I have now written a piece of software in Python that cleans up the text (Attachment two). The thing is, I can only do it on a lot of text at a time, eg. my backups which has hundreds of megabytes of pure text, when it comes in realtime, it gets hard to process only a few strings, since the semi-redundancy lasts 15-25 lines (as you can see in attachment 1).
The software works on the bigger files, and I am now trying to rewrite the code so it works with the live output.
But since I am a self taught programmer, I was wondering if anybody could share how their approach to doing the job would be.
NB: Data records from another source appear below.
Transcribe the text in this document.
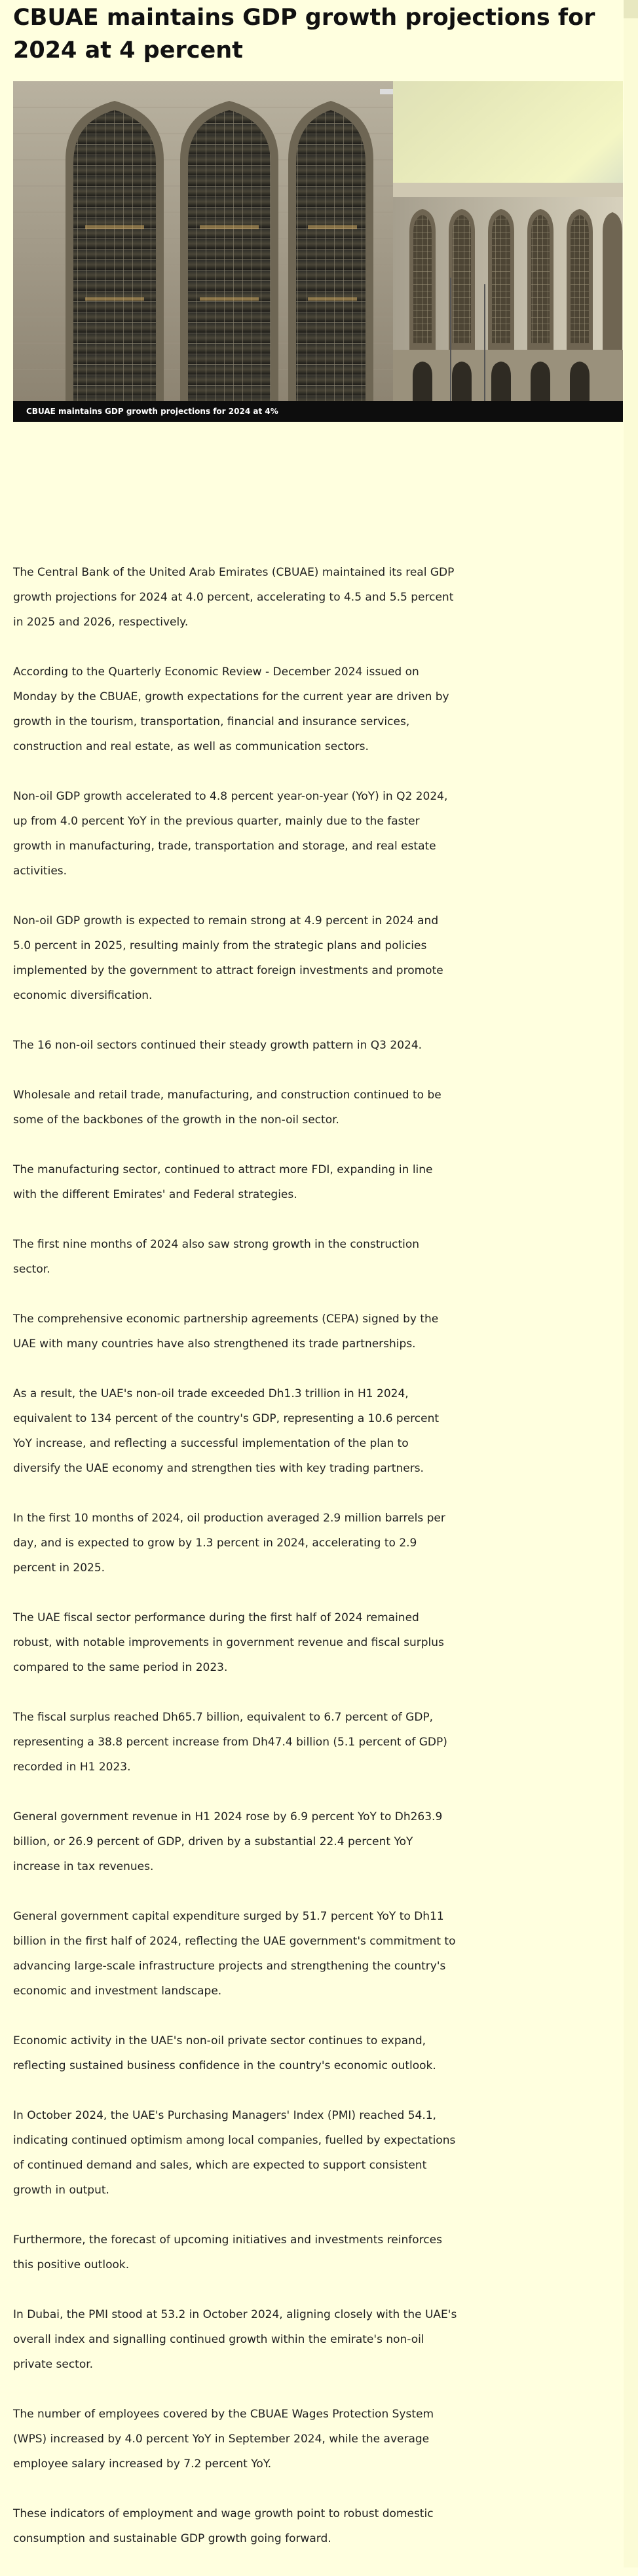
CBUAE maintains GDP growth projections for 2024 at 4 percent
CBUAE maintains GDP growth projections for 2024 at 4%

The Central Bank of the United Arab Emirates (CBUAE) maintained its real GDP growth projections for 2024 at 4.0 percent, accelerating to 4.5 and 5.5 percent in 2025 and 2026, respectively.

According to the Quarterly Economic Review - December 2024 issued on Monday by the CBUAE, growth expectations for the current year are driven by growth in the tourism, transportation, financial and insurance services, construction and real estate, as well as communication sectors.

Non-oil GDP growth accelerated to 4.8 percent year-on-year (YoY) in Q2 2024, up from 4.0 percent YoY in the previous quarter, mainly due to the faster growth in manufacturing, trade, transportation and storage, and real estate activities.

Non-oil GDP growth is expected to remain strong at 4.9 percent in 2024 and 5.0 percent in 2025, resulting mainly from the strategic plans and policies implemented by the government to attract foreign investments and promote economic diversification.

The 16 non-oil sectors continued their steady growth pattern in Q3 2024.

Wholesale and retail trade, manufacturing, and construction continued to be some of the backbones of the growth in the non-oil sector.

The manufacturing sector, continued to attract more FDI, expanding in line with the different Emirates' and Federal strategies.

The first nine months of 2024 also saw strong growth in the construction sector.

The comprehensive economic partnership agreements (CEPA) signed by the UAE with many countries have also strengthened its trade partnerships.

As a result, the UAE's non-oil trade exceeded Dh1.3 trillion in H1 2024, equivalent to 134 percent of the country's GDP, representing a 10.6 percent YoY increase, and reflecting a successful implementation of the plan to diversify the UAE economy and strengthen ties with key trading partners.

In the first 10 months of 2024, oil production averaged 2.9 million barrels per day, and is expected to grow by 1.3 percent in 2024, accelerating to 2.9 percent in 2025.

The UAE fiscal sector performance during the first half of 2024 remained robust, with notable improvements in government revenue and fiscal surplus compared to the same period in 2023.

The fiscal surplus reached Dh65.7 billion, equivalent to 6.7 percent of GDP, representing a 38.8 percent increase from Dh47.4 billion (5.1 percent of GDP) recorded in H1 2023.

General government revenue in H1 2024 rose by 6.9 percent YoY to Dh263.9 billion, or 26.9 percent of GDP, driven by a substantial 22.4 percent YoY increase in tax revenues.

General government capital expenditure surged by 51.7 percent YoY to Dh11 billion in the first half of 2024, reflecting the UAE government's commitment to advancing large-scale infrastructure projects and strengthening the country's economic and investment landscape.

Economic activity in the UAE's non-oil private sector continues to expand, reflecting sustained business confidence in the country's economic outlook.

In October 2024, the UAE's Purchasing Managers' Index (PMI) reached 54.1, indicating continued optimism among local companies, fuelled by expectations of continued demand and sales, which are expected to support consistent growth in output.

Furthermore, the forecast of upcoming initiatives and investments reinforces this positive outlook.

In Dubai, the PMI stood at 53.2 in October 2024, aligning closely with the UAE's overall index and signalling continued growth within the emirate's non-oil private sector.

The number of employees covered by the CBUAE Wages Protection System (WPS) increased by 4.0 percent YoY in September 2024, while the average employee salary increased by 7.2 percent YoY.

These indicators of employment and wage growth point to robust domestic consumption and sustainable GDP growth going forward.
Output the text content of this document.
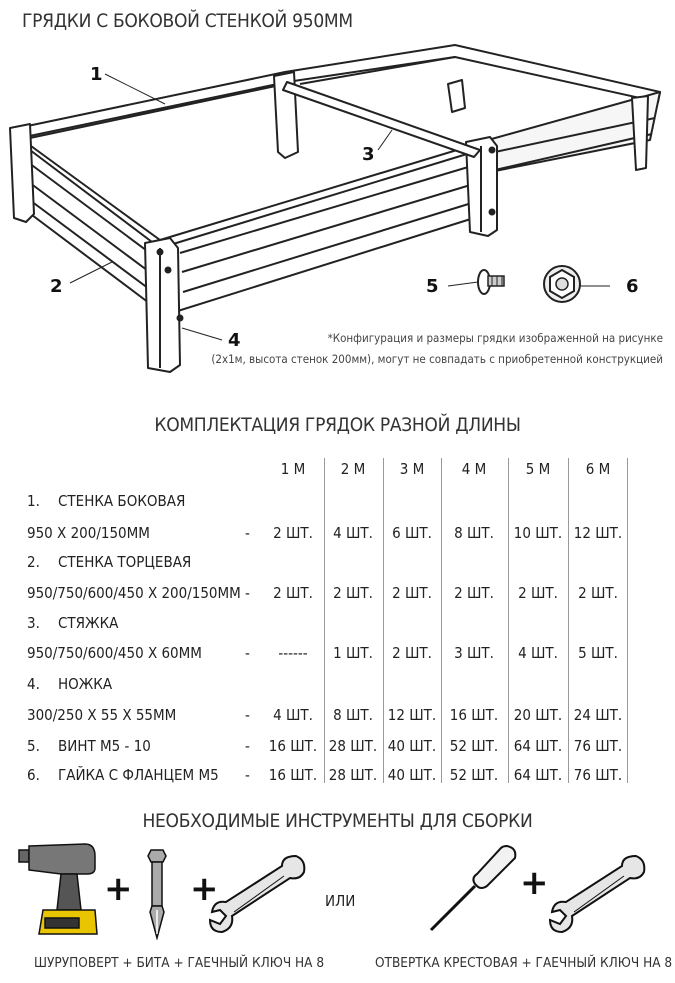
ГРЯДКИ С БОКОВОЙ СТЕНКОЙ 950ММ
1
2
3
4
5	6
*Конфигурация и размеры грядки изображенной на рисунке
(2х1м, высота стенок 200мм), могут не совпадать с приобретенной конструкцией
КОМПЛЕКТАЦИЯ ГРЯДОК РАЗНОЙ ДЛИНЫ
1 М	2 М	3 М	4 М	5 М	6 М
1. СТЕНКА БОКОВАЯ
950 Х 200/150ММ	-	2 ШТ.	4 ШТ.	6 ШТ.	8 ШТ.	10 ШТ. 12 ШТ.
2. СТЕНКА ТОРЦЕВАЯ
950/750/600/450 Х 200/150ММ -	2 ШТ.	2 ШТ.	2 ШТ.	2 ШТ.	2 ШТ.	2 ШТ.
3. СТЯЖКА
950/750/600/450 Х 60ММ	-	------	1 ШТ.	2 ШТ.	3 ШТ.	4 ШТ.	5 ШТ.
4. НОЖКА
300/250 Х 55 Х 55ММ	-	4 ШТ.	8 ШТ. 12 ШТ. 16 ШТ.	20 ШТ. 24 ШТ.
5. ВИНТ М5 - 10	-	16 ШТ. 28 ШТ. 40 ШТ. 52 ШТ.	64 ШТ. 76 ШТ.
6. ГАЙКА С ФЛАНЦЕМ М5 -	16 ШТ. 28 ШТ. 40 ШТ. 52 ШТ.	64 ШТ. 76 ШТ.
НЕОБХОДИМЫЕ ИНСТРУМЕНТЫ ДЛЯ СБОРКИ
+ +	ИЛИ	+
ШУРУПОВЕРТ + БИТА + ГАЕЧНЫЙ КЛЮЧ НА 8	ОТВЕРТКА КРЕСТОВАЯ + ГАЕЧНЫЙ КЛЮЧ НА 8
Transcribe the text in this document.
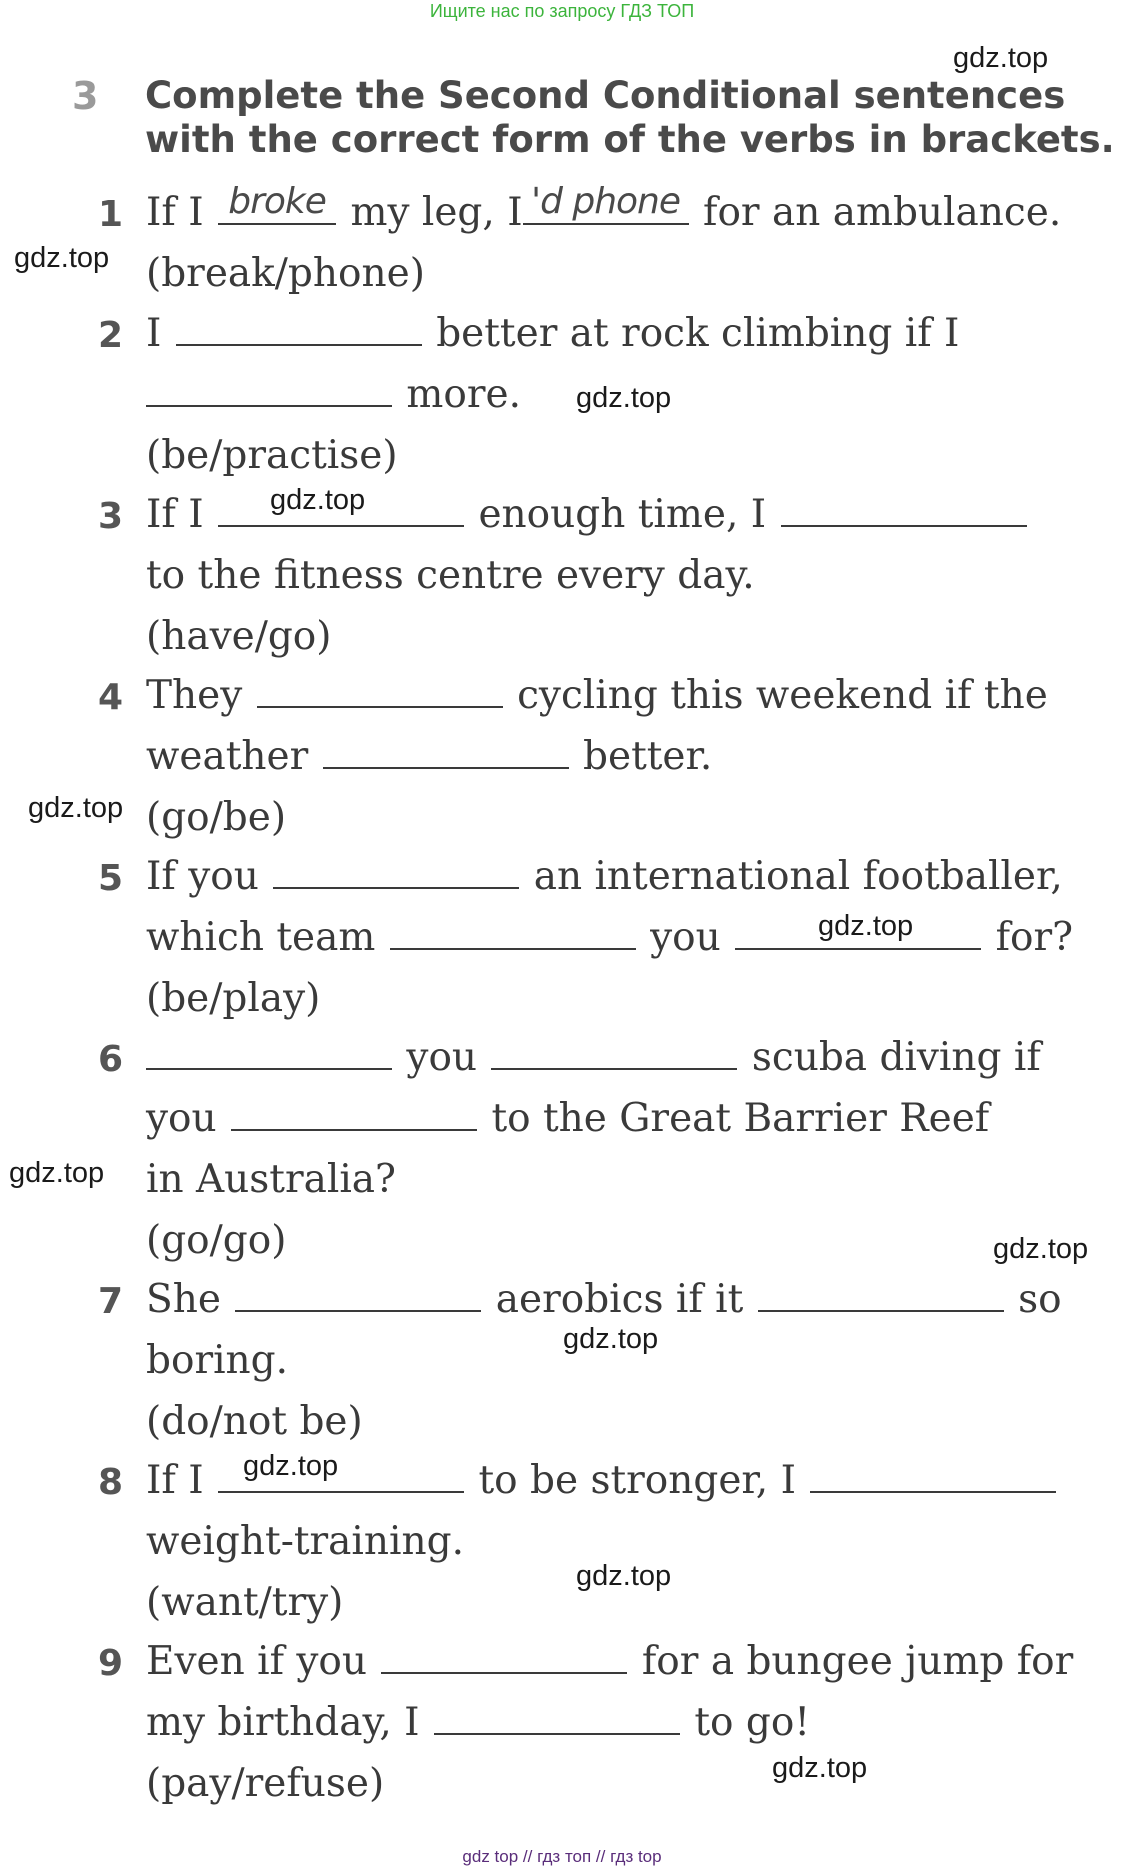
Ищите нас по запросу ГДЗ ТОП
3 Complete the Second Conditional sentences
with the correct form of the verbs in brackets.
1 If I broke my leg, I 'd phone for an ambulance.
(break/phone)
2 I	better at rock climbing if I
more.
(be/practise)
3 If I	enough time, I
to the fitness centre every day.
(have/go)
4 They	cycling this weekend if the
weather	better.
(go/be)
5 If you	an international footballer,
which team	you	for?
(be/play)
6	you	scuba diving if
you	to the Great Barrier Reef
in Australia?
(go/go)
7 She	aerobics if it	so
boring.
(do/not be)
8 If I	to be stronger, I
weight-training.
(want/try)
9 Even if you	for a bungee jump for
my birthday, I	to go!
(pay/refuse)
gdz.top
gdz.top
gdz.top
gdz.top
gdz.top
gdz.top
gdz.top
gdz.top
gdz.top
gdz.top
gdz.top
gdz.top
gdz top // гдз топ // гдз top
My approach is (also see attachment two, however I am bad at commenting, so I do not know if you would get much out of it):
Open the file(plain text) and wait until 25 lines has been written to the file
read 25 lines into a list, lets call it MasterList
run clean-up functions (1-7) on MasterList (see below)
Print lines 10-14 to cleaned up file (first time it prints lines 0-14)
Push line 5-24 of MasterList to the beginning of MasterList, making them now have indices 0-19
Read 5 new lines to Masterlist or wait until 5 new lines are ready
Go back to #3
--> Note regarding #3: The cleanup functions do the following: *Compare lines by the use of Fuzzy String Matching, fuzzywuzzy, and delete duplicate or semiduplicate lines
*Check if the first word in a sentence is the same as the last word in the previous sentence, and in that case delete the last word in the previous sentence *Smaller stuff, to make the text look clean.
My questions is: Would you go about it in a completely different way? Maybe machine learning? Another language may be better suited? Any libraries or even software that already would do this?
If you do read my code, I am also eager to learn my mistakes, if you see some stupid thing I am doing, criticism (even harsh criticism if you feel like bashing me) is very welcome.